In a filing late Thursday, Attorney General Ken Paxton asked a federal district court in Austin to absorb two other legal challenges that have been filed against the ban in San Antonio, which is seen as a friendlier venue toward opponents of the law.
In May, the city of El Cenizo became the first jurisdiction to file suit to block the ban. El Paso County followed a few weeks later.
But Texas had filed a pre-emptive lawsuit May 7 asking for the Austin district court to rule the ban constitutional. Because Texas had filed its suit first, Paxton argued in his motion, the cases should be tried in the court it had petitioned under a concept known as the “first-filed” rule.
“The El Paso case (in the San Antonio Division) and this case ask the courts to decide the same legal issues because they are essentially the same case,” Paxton wrote. “Since this case was first-filed, the interests of justice and judicial economy warrant consolidating these cases in the Austin Division.”
Because Texas had filed its suit first in the Austin Division, Paxton said, that court should determine whether other cases should be “dismissed, stayed, transferred or consolidated.”
Paxton also argued that the legal challenges in the San Antonio court should be stopped because the plaintiffs, which include El Paso and El Cenizo, had no connection to that jurisdiction.
“The proper venue for the El Paso case lies in Austin,” he wrote. “There is no substantial connection to San Antonio and plaintiffs sued the Governor and Attorney General in their official capacities.

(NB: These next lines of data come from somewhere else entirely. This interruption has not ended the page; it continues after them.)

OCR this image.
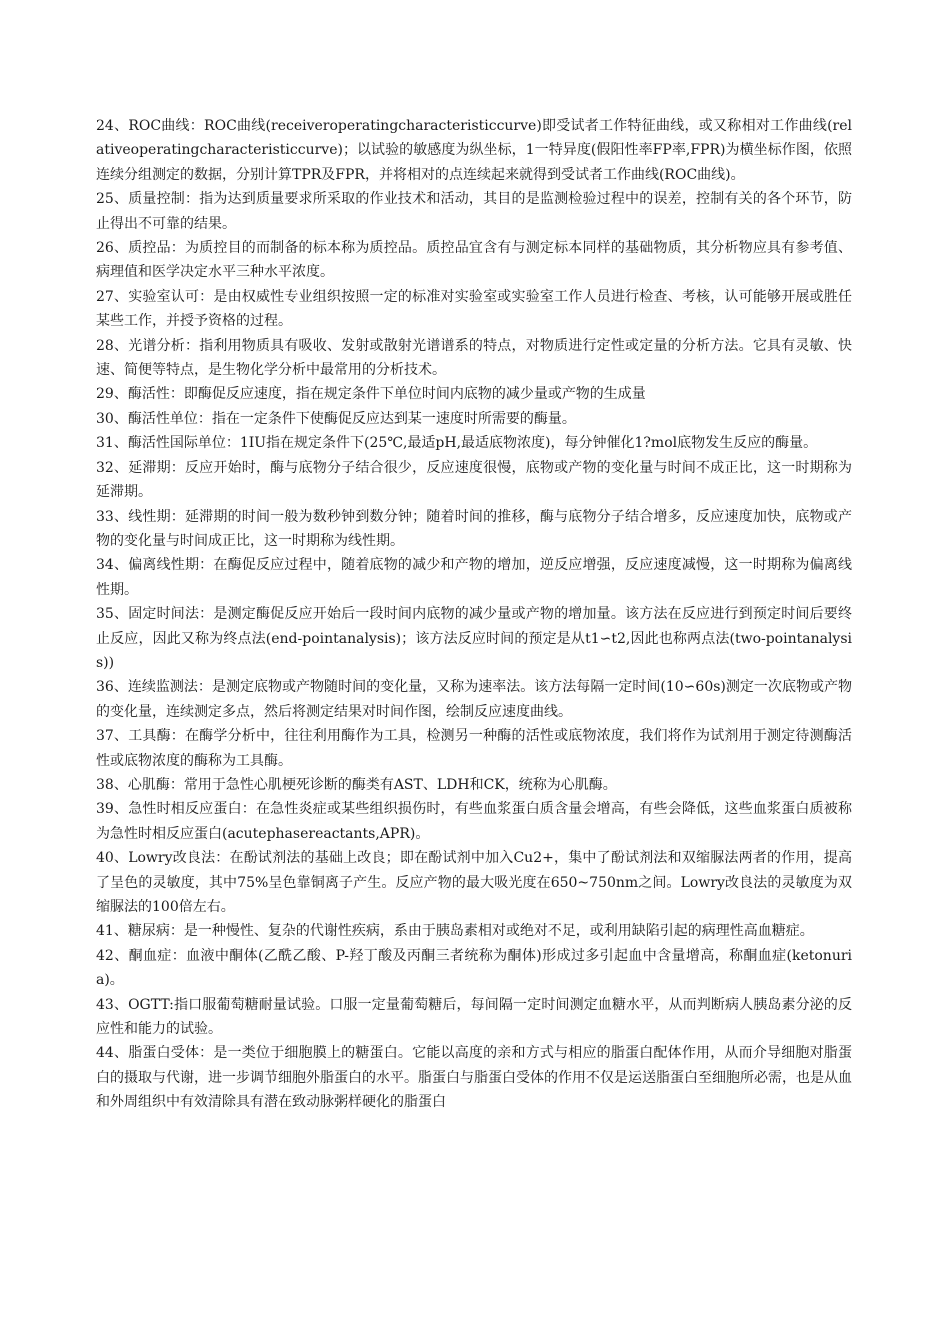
24、ROC曲线：ROC曲线(receiveroperatingcharacteristiccurve)即受试者工作特征曲线，或又称相对工作曲线(relativeoperatingcharacteristiccurve)；以试验的敏感度为纵坐标，1一特异度(假阳性率FP率,FPR)为横坐标作图，依照连续分组测定的数据，分别计算TPR及FPR，并将相对的点连续起来就得到受试者工作曲线(ROC曲线)。

25、质量控制：指为达到质量要求所采取的作业技术和活动，其目的是监测检验过程中的误差，控制有关的各个环节，防止得出不可靠的结果。

26、质控品：为质控目的而制备的标本称为质控品。质控品宜含有与测定标本同样的基础物质，其分析物应具有参考值、病理值和医学决定水平三种水平浓度。

27、实验室认可：是由权威性专业组织按照一定的标准对实验室或实验室工作人员进行检查、考核，认可能够开展或胜任某些工作，并授予资格的过程。

28、光谱分析：指利用物质具有吸收、发射或散射光谱谱系的特点，对物质进行定性或定量的分析方法。它具有灵敏、快速、简便等特点，是生物化学分析中最常用的分析技术。

29、酶活性：即酶促反应速度，指在规定条件下单位时间内底物的减少量或产物的生成量

30、酶活性单位：指在一定条件下使酶促反应达到某一速度时所需要的酶量。

31、酶活性国际单位：1IU指在规定条件下(25℃,最适pH,最适底物浓度)，每分钟催化1?mol底物发生反应的酶量。

32、延滞期：反应开始时，酶与底物分子结合很少，反应速度很慢，底物或产物的变化量与时间不成正比，这一时期称为延滞期。

33、线性期：延滞期的时间一般为数秒钟到数分钟；随着时间的推移，酶与底物分子结合增多，反应速度加快，底物或产物的变化量与时间成正比，这一时期称为线性期。

34、偏离线性期：在酶促反应过程中，随着底物的减少和产物的增加，逆反应增强，反应速度减慢，这一时期称为偏离线性期。

35、固定时间法：是测定酶促反应开始后一段时间内底物的减少量或产物的增加量。该方法在反应进行到预定时间后要终止反应，因此又称为终点法(end-pointanalysis)；该方法反应时间的预定是从t1∽t2,因此也称两点法(two-pointanalysis))

36、连续监测法：是测定底物或产物随时间的变化量，又称为速率法。该方法每隔一定时间(10∽60s)测定一次底物或产物的变化量，连续测定多点，然后将测定结果对时间作图，绘制反应速度曲线。

37、工具酶：在酶学分析中，往往利用酶作为工具，检测另一种酶的活性或底物浓度，我们将作为试剂用于测定待测酶活性或底物浓度的酶称为工具酶。

38、心肌酶：常用于急性心肌梗死诊断的酶类有AST、LDH和CK，统称为心肌酶。

39、急性时相反应蛋白：在急性炎症或某些组织损伤时，有些血浆蛋白质含量会增高，有些会降低，这些血浆蛋白质被称为急性时相反应蛋白(acutephasereactants,APR)。

40、Lowry改良法：在酚试剂法的基础上改良；即在酚试剂中加入Cu2+，集中了酚试剂法和双缩脲法两者的作用，提高了呈色的灵敏度，其中75%呈色靠铜离子产生。反应产物的最大吸光度在650~750nm之间。Lowry改良法的灵敏度为双缩脲法的100倍左右。

41、糖尿病：是一种慢性、复杂的代谢性疾病，系由于胰岛素相对或绝对不足，或利用缺陷引起的病理性高血糖症。

42、酮血症：血液中酮体(乙酰乙酸、P-羟丁酸及丙酮三者统称为酮体)形成过多引起血中含量增高，称酮血症(ketonuria)。

43、OGTT:指口服葡萄糖耐量试验。口服一定量葡萄糖后，每间隔一定时间测定血糖水平，从而判断病人胰岛素分泌的反应性和能力的试验。

44、脂蛋白受体：是一类位于细胞膜上的糖蛋白。它能以高度的亲和方式与相应的脂蛋白配体作用，从而介导细胞对脂蛋白的摄取与代谢，进一步调节细胞外脂蛋白的水平。脂蛋白与脂蛋白受体的作用不仅是运送脂蛋白至细胞所必需，也是从血和外周组织中有效清除具有潜在致动脉粥样硬化的脂蛋白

Suits against government officials in their official capacities should be brought in the division from where those officials primarily perform their duties.”
The motion could mean that jurisdictions and groups that had signed on to lawsuits as plaintiffs — like El Paso, El Cenizo and the League of United Latin American Citizens — will now become defendants in the state’s original suit.

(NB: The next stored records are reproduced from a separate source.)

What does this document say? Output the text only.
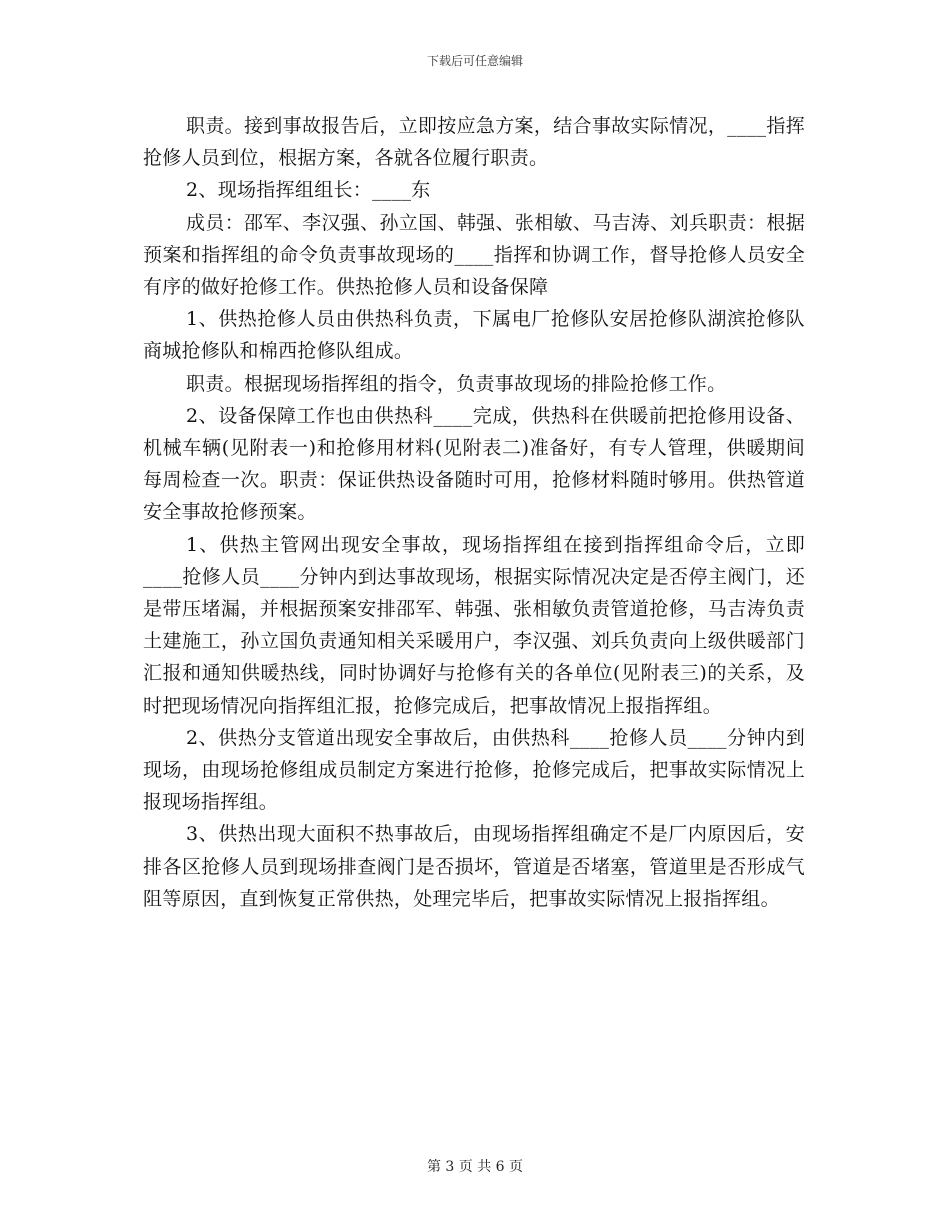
下载后可任意编辑

职责。接到事故报告后，立即按应急方案，结合事故实际情况，____指挥抢修人员到位，根据方案，各就各位履行职责。

2、现场指挥组组长：____东

成员：邵军、李汉强、孙立国、韩强、张相敏、马吉涛、刘兵职责：根据预案和指挥组的命令负责事故现场的____指挥和协调工作，督导抢修人员安全有序的做好抢修工作。供热抢修人员和设备保障

1、供热抢修人员由供热科负责，下属电厂抢修队安居抢修队湖滨抢修队商城抢修队和棉西抢修队组成。

职责。根据现场指挥组的指令，负责事故现场的排险抢修工作。

2、设备保障工作也由供热科____完成，供热科在供暖前把抢修用设备、机械车辆(见附表一)和抢修用材料(见附表二)准备好，有专人管理，供暖期间每周检查一次。职责：保证供热设备随时可用，抢修材料随时够用。供热管道安全事故抢修预案。

1、供热主管网出现安全事故，现场指挥组在接到指挥组命令后，立即____抢修人员____分钟内到达事故现场，根据实际情况决定是否停主阀门，还是带压堵漏，并根据预案安排邵军、韩强、张相敏负责管道抢修，马吉涛负责土建施工，孙立国负责通知相关采暖用户，李汉强、刘兵负责向上级供暖部门汇报和通知供暖热线，同时协调好与抢修有关的各单位(见附表三)的关系，及时把现场情况向指挥组汇报，抢修完成后，把事故情况上报指挥组。

2、供热分支管道出现安全事故后，由供热科____抢修人员____分钟内到现场，由现场抢修组成员制定方案进行抢修，抢修完成后，把事故实际情况上报现场指挥组。

3、供热出现大面积不热事故后，由现场指挥组确定不是厂内原因后，安排各区抢修人员到现场排查阀门是否损坏，管道是否堵塞，管道里是否形成气阻等原因，直到恢复正常供热，处理完毕后，把事故实际情况上报指挥组。

第 3 页 共 6 页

Mimi Marziani, executive director of the Texas Civil Rights Project that is representing the Texas Organizing Project Education Fund, said the state is trying to intimidate civil rights groups to make them wary of joining suits against the ban.
“It’s clear that Texas is seeking to punish civil rights organizations that have bravely stood up against the State and prevent additional groups from coming forward,” she said in a written statement. “Indeed, their lawsuit does not include any specific allegations against groups like our client.”
See here, here, and here for the background. I presume that Paxton will eventually amend his motion to encompass the San Antonio/Austin lawsuit as well. I Am Not A Lawyer, so it is not clear to me what the advantage to Paxton is in doing this, other than his apparent belief that the court he filed in is more amenable to his argument than the San Antonio court. Plaintiffs usually have some burden of proof on them, so you’d think that being the defendant would be the less onerous task, but again, I don’t know what I’m talking about, so any actual attorneys out there are encouraged to weigh in. I do believe that this is intended to intimidate any other potential litigants, though I don’t think it will be successful on that front. In any event, I’ll be keeping an eye on this.